Am 28.02.2018 verkündete Facebook im Rahmen eines Blog-Eintrags, dass die zuvor umstrittene Gesichtserkennungsfunktion testweise in Europa nun wieder eingeführt werde.

Bisher war diese Funktion in Europa nicht aktiviert. Zwar wurde das Feature bereits im Juni 2011 schon einmal in Deutschland eingeführt, jedoch war es seit 2012 nicht mehr verfügbar.

Die in 2011 eingeführte Version der Gesichtserkennung war für alle Facebook-Nutzer standardisiert. Grundsätzlich war die Funktion von vornherein aktiviert; erst durch eine Änderung der Einstellungen konnte der User die Gesichtserkennung deaktivieren.

Dies stoß auf enorme Kritik. Datenschützer wie Johannes Caspar monierten das hohe Missbrauchs-  und Risikopotential. Caspar vertrat die Ansicht, dass Facebook die Erlaubnis eines jeden Nutzers bräuchte, um biometrische Daten zu speichern und schließlich zu nutzen.

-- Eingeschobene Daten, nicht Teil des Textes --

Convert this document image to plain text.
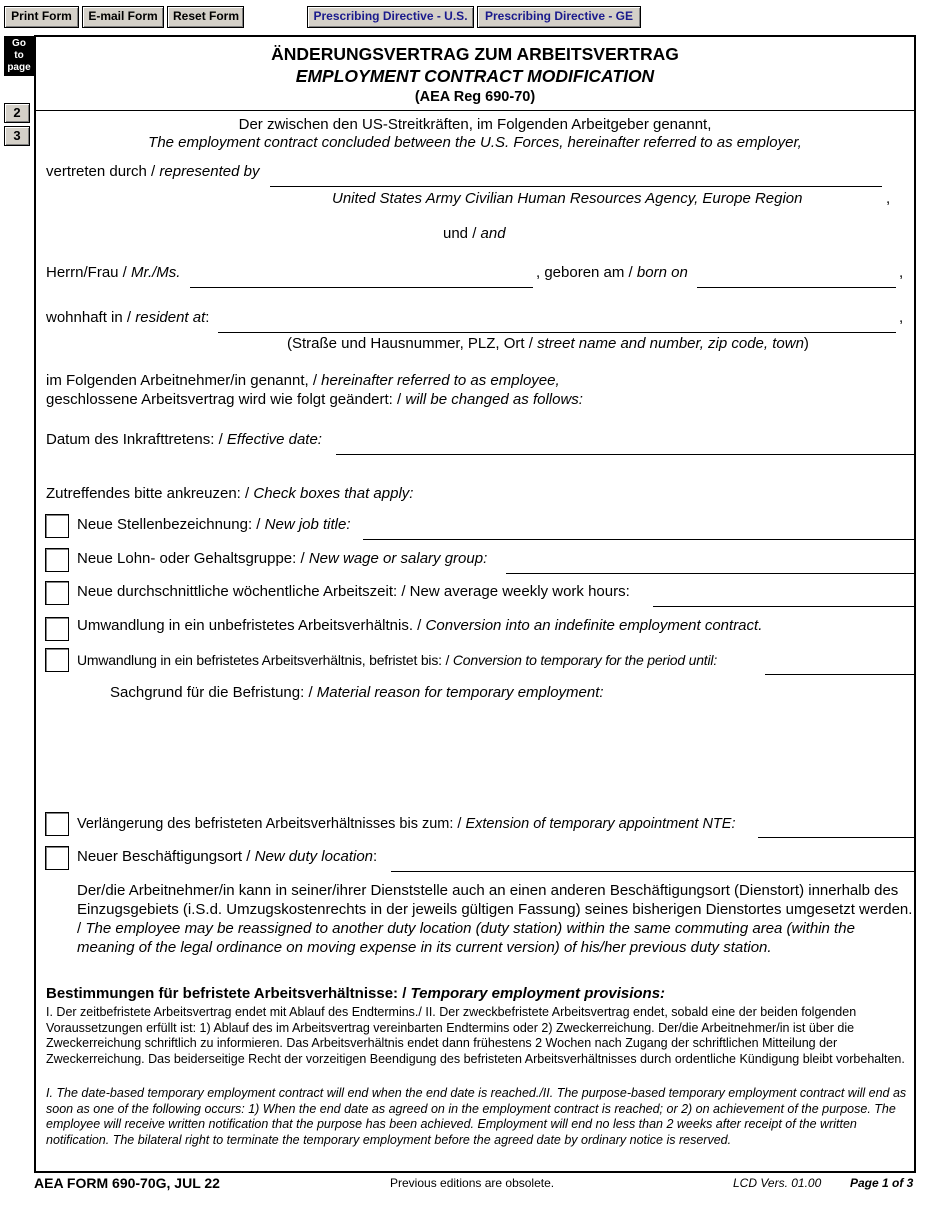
Print Form	E-mail Form	Reset Form	Prescribing Directive - U.S.	Prescribing Directive - GE
Go
to
page
2
3
ÄNDERUNGSVERTRAG ZUM ARBEITSVERTRAG
EMPLOYMENT CONTRACT MODIFICATION
(AEA Reg 690-70)
Der zwischen den US-Streitkräften, im Folgenden Arbeitgeber genannt,
The employment contract concluded between the U.S. Forces, hereinafter referred to as employer,
vertreten durch / represented by
United States Army Civilian Human Resources Agency, Europe Region	,
und / and
Herrn/Frau / Mr./Ms.	, geboren am / born on	,
wohnhaft in / resident at:	,
(Straße und Hausnummer, PLZ, Ort / street name and number, zip code, town)
im Folgenden Arbeitnehmer/in genannt, / hereinafter referred to as employee,
geschlossene Arbeitsvertrag wird wie folgt geändert: / will be changed as follows:
Datum des Inkrafttretens: / Effective date:
Zutreffendes bitte ankreuzen: / Check boxes that apply:
Neue Stellenbezeichnung: / New job title:
Neue Lohn- oder Gehaltsgruppe: / New wage or salary group:
Neue durchschnittliche wöchentliche Arbeitszeit: / New average weekly work hours:
Umwandlung in ein unbefristetes Arbeitsverhältnis. / Conversion into an indefinite employment contract.
Umwandlung in ein befristetes Arbeitsverhältnis, befristet bis: / Conversion to temporary for the period until:
Sachgrund für die Befristung: / Material reason for temporary employment:
Verlängerung des befristeten Arbeitsverhältnisses bis zum: / Extension of temporary appointment NTE:
Neuer Beschäftigungsort / New duty location:
Der/die Arbeitnehmer/in kann in seiner/ihrer Dienststelle auch an einen anderen Beschäftigungsort (Dienstort) innerhalb des Einzugsgebiets (i.S.d. Umzugskostenrechts in der jeweils gültigen Fassung) seines bisherigen Dienstortes umgesetzt werden. / The employee may be reassigned to another duty location (duty station) within the same commuting area (within the meaning of the legal ordinance on moving expense in its current version) of his/her previous duty station.
Bestimmungen für befristete Arbeitsverhältnisse: / Temporary employment provisions:
I. Der zeitbefristete Arbeitsvertrag endet mit Ablauf des Endtermins./ II. Der zweckbefristete Arbeitsvertrag endet, sobald eine der beiden folgenden Voraussetzungen erfüllt ist: 1) Ablauf des im Arbeitsvertrag vereinbarten Endtermins oder 2) Zweckerreichung. Der/die Arbeitnehmer/in ist über die Zweckerreichung schriftlich zu informieren. Das Arbeitsverhältnis endet dann frühestens 2 Wochen nach Zugang der schriftlichen Mitteilung der Zweckerreichung. Das beiderseitige Recht der vorzeitigen Beendigung des befristeten Arbeitsverhältnisses durch ordentliche Kündigung bleibt vorbehalten.
I. The date-based temporary employment contract will end when the end date is reached./II. The purpose-based temporary employment contract will end as soon as one of the following occurs: 1) When the end date as agreed on in the employment contract is reached; or 2) on achievement of the purpose. The employee will receive written notification that the purpose has been achieved. Employment will end no less than 2 weeks after receipt of the written notification. The bilateral right to terminate the temporary employment before the agreed date by ordinary notice is reserved.
AEA FORM 690-70G, JUL 22	Previous editions are obsolete.	LCD Vers. 01.00 Page 1 of 3
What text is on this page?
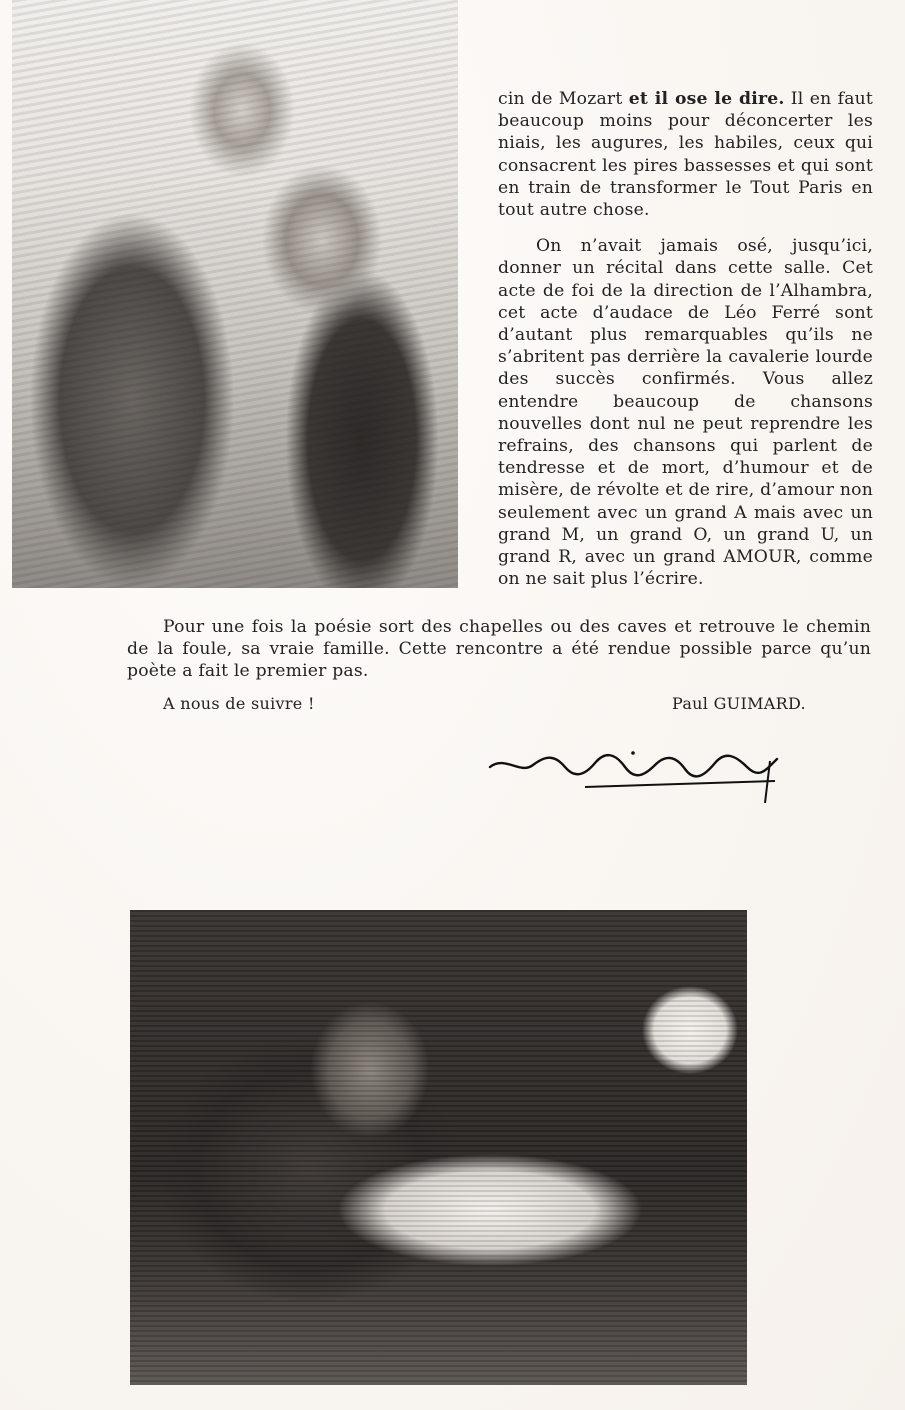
cin de Mozart et il ose le dire. Il en faut beaucoup moins pour déconcerter les niais, les augures, les habiles, ceux qui consacrent les pires bassesses et qui sont en train de transformer le Tout Paris en tout autre chose.

On n’avait jamais osé, jusqu’ici, donner un récital dans cette salle. Cet acte de foi de la direction de l’Alhambra, cet acte d’audace de Léo Ferré sont d’autant plus remarquables qu’ils ne s’abritent pas derrière la cavalerie lourde des succès confirmés. Vous allez entendre beaucoup de chansons nouvelles dont nul ne peut reprendre les refrains, des chansons qui parlent de tendresse et de mort, d’humour et de misère, de révolte et de rire, d’amour non seulement avec un grand A mais avec un grand M, un grand O, un grand U, un grand R, avec un grand AMOUR, comme on ne sait plus l’écrire.

Pour une fois la poésie sort des chapelles ou des caves et retrouve le chemin de la foule, sa vraie famille. Cette rencontre a été rendue possible parce qu’un poète a fait le premier pas.

A nous de suivre !	Paul GUIMARD.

Dies sei erforderlich, um das informationelle Selbstbestimmungsrecht der Nutzer zu wahren. Sonst könnten Facebook und auch andere Unternehmen gesammelte Daten zweckentfremden, verbinden und entsprechende Profile erstellen, um beispielsweise dem Betroffenen personalisierte Werbung schicken zu können. Somit würde der Nutzer seine Anonymität verlieren und dadurch zu einem „gläsernen Bürger“ werden. Facebook hingegen behauptete, dass die Gesichtserkennung mit den deutschen als auch den europäischen Datenschutzbestimmungen im Einklang stehe.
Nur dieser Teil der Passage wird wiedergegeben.